Increasing speed of operation and access to critical applications is the impetus for investing in solid state technology. So once the hardware decisions are made you have to address the software questions. Two storage virtualization technologies noted for their ability to make the SSD performance spike are thin provisioning and automated tiered storage. On top of these, you should also employ storage resource management (SRM) software to automatically track and report how much capacity is being used across tiers, and by the SSDs themselves. The SRM software should provide granular enough detail about utilization to take the guesswork out of SSD capacity planning.

This leads to a question everyone should ask: Are there hidden costs? Many solutions require investment in entire “bricks” and enclosures, which significantly increases the investment. Others allow you to purchase SSDs in smaller increments as the data set grows.

Additionally, will you be forced to predetermine volumes and applications for SSD technology? Can you use thin provisioning with the SSDs, or are you wasting capacity just to allocate storage? Thin provisioning means space is only consumed on these expensive drives when data is written, leaving as much space free as possible and the drives operating at peak performance. While thin provisioning is gaining popularity, few vendors offer the technology for SSDs.

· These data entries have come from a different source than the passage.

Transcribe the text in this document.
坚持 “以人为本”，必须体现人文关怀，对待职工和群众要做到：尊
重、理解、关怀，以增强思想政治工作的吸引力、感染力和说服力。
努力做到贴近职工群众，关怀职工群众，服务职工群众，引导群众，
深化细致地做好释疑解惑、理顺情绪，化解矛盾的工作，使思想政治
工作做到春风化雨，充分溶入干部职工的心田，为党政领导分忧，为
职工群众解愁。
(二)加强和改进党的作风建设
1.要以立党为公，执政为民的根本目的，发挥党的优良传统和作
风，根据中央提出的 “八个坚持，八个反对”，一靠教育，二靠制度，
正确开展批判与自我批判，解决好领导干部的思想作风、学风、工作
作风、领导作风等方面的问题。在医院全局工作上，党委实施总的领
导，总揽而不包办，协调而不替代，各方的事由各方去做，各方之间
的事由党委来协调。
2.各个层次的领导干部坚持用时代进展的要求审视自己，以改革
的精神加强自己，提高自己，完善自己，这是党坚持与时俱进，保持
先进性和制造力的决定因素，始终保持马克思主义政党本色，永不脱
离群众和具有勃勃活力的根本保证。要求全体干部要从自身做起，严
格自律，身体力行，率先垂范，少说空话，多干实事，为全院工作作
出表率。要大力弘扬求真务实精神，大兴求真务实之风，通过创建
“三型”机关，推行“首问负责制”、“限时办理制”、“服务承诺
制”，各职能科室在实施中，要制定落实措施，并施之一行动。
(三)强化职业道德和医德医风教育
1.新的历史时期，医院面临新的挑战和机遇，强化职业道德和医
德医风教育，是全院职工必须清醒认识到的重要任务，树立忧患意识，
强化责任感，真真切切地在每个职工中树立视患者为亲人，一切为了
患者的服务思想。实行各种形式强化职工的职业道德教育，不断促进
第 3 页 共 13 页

Another consideration is the ability to automate storage tiering. Incorporating SSDs can improve performance, but without the ability to dynamically move data to lower storage tiers, unused data remains static on the high-performance drives. This quickly negates the anticipated benefits. Because industry research shows that 70% to 80% of all data is inactive at any given time, automated tiering helps keep business data online, while removing the need for administrative intervention or data classification software, saving time and money.

By combining thin provisioning with automated tiered storage, users can maximize utilization of SSDs for business-critical applications.